Rutland (spr. röttländ), Hauptstadt des County R. im westl. Teile des nordamerik. Staates Vermont, am Otter-Creek, Bahnknotenpunkt, mit sehr bedeutender Marmorgewinnung und ‑Bearbeitung, Maschinenbau, Arbeitshaus, einem Theater und (1890) 8239 E.

Rutland (spr. röttländ), John James Manners, Herzog von, engl. Staatsmann, geb. 13. Dez. 1818 auf Belvoir Castle (Leicestershire) als zweiter Sohn des fünften Herzogs von R., studierte in Eton und Cambridge, trat als Lord Manners, wie er bis zum Tode seines Bruders hieß, 1841 ins Unterhaus und schloß sich später an Disraeli (Lord Beaconsfield) an, neben dem er dann als einer der Hauptvertreter des toryistisch-demokratischen Jungen England (s. d.) glänzte.
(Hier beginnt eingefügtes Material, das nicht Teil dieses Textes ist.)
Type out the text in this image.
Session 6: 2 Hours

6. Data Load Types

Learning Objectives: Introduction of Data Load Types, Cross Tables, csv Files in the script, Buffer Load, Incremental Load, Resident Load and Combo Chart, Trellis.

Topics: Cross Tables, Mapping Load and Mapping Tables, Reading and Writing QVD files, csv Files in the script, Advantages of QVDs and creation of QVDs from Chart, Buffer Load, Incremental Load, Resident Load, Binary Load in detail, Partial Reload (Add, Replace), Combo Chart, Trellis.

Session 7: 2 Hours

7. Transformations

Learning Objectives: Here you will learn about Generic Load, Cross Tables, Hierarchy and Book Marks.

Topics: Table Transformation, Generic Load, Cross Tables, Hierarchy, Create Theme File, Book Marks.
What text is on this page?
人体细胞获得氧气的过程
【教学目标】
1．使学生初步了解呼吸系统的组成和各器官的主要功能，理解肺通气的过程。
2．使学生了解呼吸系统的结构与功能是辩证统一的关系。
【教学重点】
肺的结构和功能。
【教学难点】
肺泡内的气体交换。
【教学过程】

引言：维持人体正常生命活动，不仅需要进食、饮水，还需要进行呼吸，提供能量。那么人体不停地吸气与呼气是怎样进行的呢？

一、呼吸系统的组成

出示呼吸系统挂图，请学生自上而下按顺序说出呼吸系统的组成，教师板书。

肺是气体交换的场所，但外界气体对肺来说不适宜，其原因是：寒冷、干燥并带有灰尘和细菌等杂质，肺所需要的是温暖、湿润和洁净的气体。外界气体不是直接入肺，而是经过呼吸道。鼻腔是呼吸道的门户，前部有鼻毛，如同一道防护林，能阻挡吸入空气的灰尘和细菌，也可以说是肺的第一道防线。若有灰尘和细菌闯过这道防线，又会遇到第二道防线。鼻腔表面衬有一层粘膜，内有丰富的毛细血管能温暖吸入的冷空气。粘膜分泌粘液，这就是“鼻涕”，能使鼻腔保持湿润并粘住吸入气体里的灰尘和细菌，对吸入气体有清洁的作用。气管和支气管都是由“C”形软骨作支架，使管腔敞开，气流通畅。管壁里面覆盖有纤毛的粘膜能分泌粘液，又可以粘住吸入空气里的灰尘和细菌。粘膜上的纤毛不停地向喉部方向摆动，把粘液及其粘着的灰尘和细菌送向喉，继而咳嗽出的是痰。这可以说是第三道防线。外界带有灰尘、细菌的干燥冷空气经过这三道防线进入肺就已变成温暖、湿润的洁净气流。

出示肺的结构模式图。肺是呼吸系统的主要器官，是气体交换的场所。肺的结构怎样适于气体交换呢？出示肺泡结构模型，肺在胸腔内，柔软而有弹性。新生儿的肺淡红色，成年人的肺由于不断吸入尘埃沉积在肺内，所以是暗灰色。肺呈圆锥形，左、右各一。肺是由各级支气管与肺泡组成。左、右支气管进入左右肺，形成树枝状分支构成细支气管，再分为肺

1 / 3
Im Sinne dieser Partei schrieb R. «England’s trust and other poems» (Lond. 1841) und «Plea for national holidays» (ebd. 1843). 1852 wurde er unter Derby Kabinettsmitglied als Oberkommissar der öffentlichen Arbeiten und nahm dieselbe Stellung in Derbys zweitem (1858‒59) und drittem (1866‒67) Ministerium ein. Unter Disraeli war er 1874‒80 und ebenso unter Salisbury 1885 Generalpostmeister. 1886‒92 bekleidete er in Salisburys zweitem Ministerium die Würde des Kanzlers von Lancaster. Am 2. März 1887 folgte er seinem Bruder als siebenter Herzog von R.

Rutlandssäulen, s. Rolandssäulen.

Rütli, s. Grütli.

Rutschen, Rinnen an Bergabhängen, s. Riesen.

Rutschschere, s. Bergbohrer.

Rutschtuch, s. Feuerwehrrettungsapparate.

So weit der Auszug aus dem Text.